Things quickly get ridiculous. Fate, it seems, has been influenced by Chuck Jones and Hanna-Barbera: Every death scene after the first involves an object falling onto another object, which pushes something along, which ignites something else and kicks off a chain of events leading to sharp or heavy objects being hurled at someone's head. Unless you're the kind of person who empathizes with Wile E. Coyote, it's hard to take any of this as seriously as you're supposed to.

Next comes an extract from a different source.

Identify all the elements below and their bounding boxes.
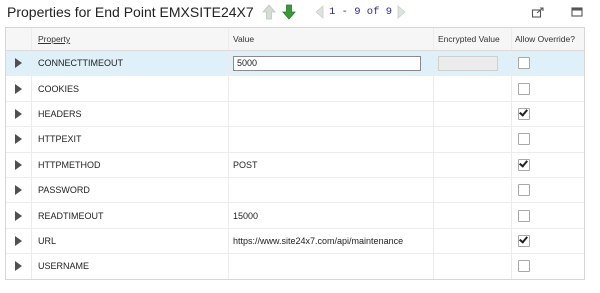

Filmmakers Glen Morgan (producer/co-screenwriter) and James Wong (director/screenwriter) have produced both The X-Files and Millennium, so what this movie tells us is that those shows' ability to frighten while simultaneously delivering deadpan humor originates entirely with Chris Carter, their creator. Matters aren't helped by Wong, apparently from the soap opera school of thought -- a mouth hanging open equals astonishment, wonder, awe, and horror. At first, it just seems as if Sawa is a bad actor, but then you notice that everyone is acting the same way, including Sean William Scott and Kristen Cloke. And Sawa gets better in the second half, when his facial expression changes to shell shock.

Not that this movie is unbearably bad, mind you; it's just a waste of a decent premise. None of the actors are horrendous; they just don't seem to have been given much direction or credible dialogue. Morgan and Wong's track record as co-producers speaks for itself, but Final Destination also speaks volumes about why they should remain producers.